Last week I used Code statistics analyzer to examine my own and some other projects.

Complexity of Rails libraries

Ruby on Rails

Comparison of some Open Source projects

Some Open Source Projects

MongoMapper vs Mongoid

Mongoid vs MongoMapper

Why may you need such numbers and graphs?

I wanted to find most heavy and most useful parts of code in my projects, in order to try to eliminate the first and pay more attention to the second.

Power law, efficiency and decision making

Power Law You probably noticed that if you compare multiple projects the graph almost always looks like this image. The code distribution is uneven, this distribution is known as the Power law (it also known as the Pareto principle and the 80-20 rule).

Why is this interesting and important?
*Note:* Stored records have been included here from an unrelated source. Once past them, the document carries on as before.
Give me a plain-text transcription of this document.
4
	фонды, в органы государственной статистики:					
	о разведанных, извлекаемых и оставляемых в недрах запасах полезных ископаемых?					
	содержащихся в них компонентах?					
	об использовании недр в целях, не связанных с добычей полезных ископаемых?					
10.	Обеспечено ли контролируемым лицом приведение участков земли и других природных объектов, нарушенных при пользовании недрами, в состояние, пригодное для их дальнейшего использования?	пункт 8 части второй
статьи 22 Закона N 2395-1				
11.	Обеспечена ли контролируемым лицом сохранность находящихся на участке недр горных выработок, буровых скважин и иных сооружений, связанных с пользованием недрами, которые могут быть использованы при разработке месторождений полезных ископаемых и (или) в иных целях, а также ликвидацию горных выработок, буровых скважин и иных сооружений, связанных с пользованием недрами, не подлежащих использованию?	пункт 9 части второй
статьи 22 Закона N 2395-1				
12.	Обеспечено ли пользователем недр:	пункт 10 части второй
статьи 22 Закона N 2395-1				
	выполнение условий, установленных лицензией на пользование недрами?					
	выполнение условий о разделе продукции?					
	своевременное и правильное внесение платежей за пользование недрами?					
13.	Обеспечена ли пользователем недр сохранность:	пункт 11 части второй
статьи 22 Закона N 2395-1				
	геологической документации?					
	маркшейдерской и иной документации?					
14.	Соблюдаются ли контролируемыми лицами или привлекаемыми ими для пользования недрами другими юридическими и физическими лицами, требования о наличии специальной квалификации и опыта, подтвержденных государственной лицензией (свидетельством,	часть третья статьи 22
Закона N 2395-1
Because it affects your efficiency - the source code of your projects fall under the Power law, with the following consequence: 20% of code responsible for 80% of app value, other 80% of code are responsible only for 20% of value.

How can we use this? I would like to use a detached sample to better illustrate this - sales also fall under this law - 80% of income are come from 20% of clients. And one of the salesperson's rule of effectiveness:

  1. Analyze sales and find those 20% of clients.
  2. Pay more attention to them and less to other 80%.
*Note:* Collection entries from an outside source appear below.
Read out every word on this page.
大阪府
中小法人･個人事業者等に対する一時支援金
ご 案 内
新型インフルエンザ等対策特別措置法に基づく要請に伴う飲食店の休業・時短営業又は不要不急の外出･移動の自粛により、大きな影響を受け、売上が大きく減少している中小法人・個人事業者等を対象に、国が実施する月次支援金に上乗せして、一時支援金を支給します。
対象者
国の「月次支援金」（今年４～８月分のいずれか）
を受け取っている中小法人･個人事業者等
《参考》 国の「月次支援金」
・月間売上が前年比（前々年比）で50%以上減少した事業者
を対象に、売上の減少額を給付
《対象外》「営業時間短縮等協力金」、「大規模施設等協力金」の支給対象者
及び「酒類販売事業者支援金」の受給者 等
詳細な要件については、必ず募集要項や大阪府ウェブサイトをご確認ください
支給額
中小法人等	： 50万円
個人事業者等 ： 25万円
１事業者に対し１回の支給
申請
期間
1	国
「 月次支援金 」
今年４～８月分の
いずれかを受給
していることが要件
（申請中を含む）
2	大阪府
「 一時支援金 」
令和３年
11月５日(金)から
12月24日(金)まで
The same are valid for the code, and you can use this tool to analyze it find those important 20% of code and pay more attention to it and less to the other.

There's also the second consequence: 80% of code are produced by 20% of application's modules. Note: these 20% - it's the different code, not the same as the "important 20% part".

Also would like to illustrate this with sales example - there are 20% of clients that causes 80% of troubles, and if you want to be efficient - you need to pay attention to the quality of the client base and sometimes drop those clients that produce more troubles than the money. Back to code - try to cut fat parts, this tool can help to find it.

And, the last consequence, a philosophical one - no matter what you do the project's code always will comply to Power law, and there always will be 20/80 ratio :).

Sample - analysis of some of my personal project

Here’s sample analysis of some of my old and abandoned project, it's a very simple solution for small businesses (site, forum, e-commerce, organizer). It builded as a lots of cooperated modules, let's look at it's code statistics (see first image):

Rad SBS

How to find those important 20%? I don't know, but I belive that in general application code is more important than code of support libraries.

Let's divide app and support libraries, take a look at the previous image. Marks are: green tick - business logic, red cross - framework libraries, strikethrough - some other libraries, ignored.

Rad SBS Power Law

Totals: libs: 283 000 vs. app: 114 000.

What to do next? Also don't know, but believe it would be good to do following:

  • For the app: try to even more distill app logic and move code to support libraries.
  • For libraries: try to replace our own custom libraries with public libraries supported by other developers.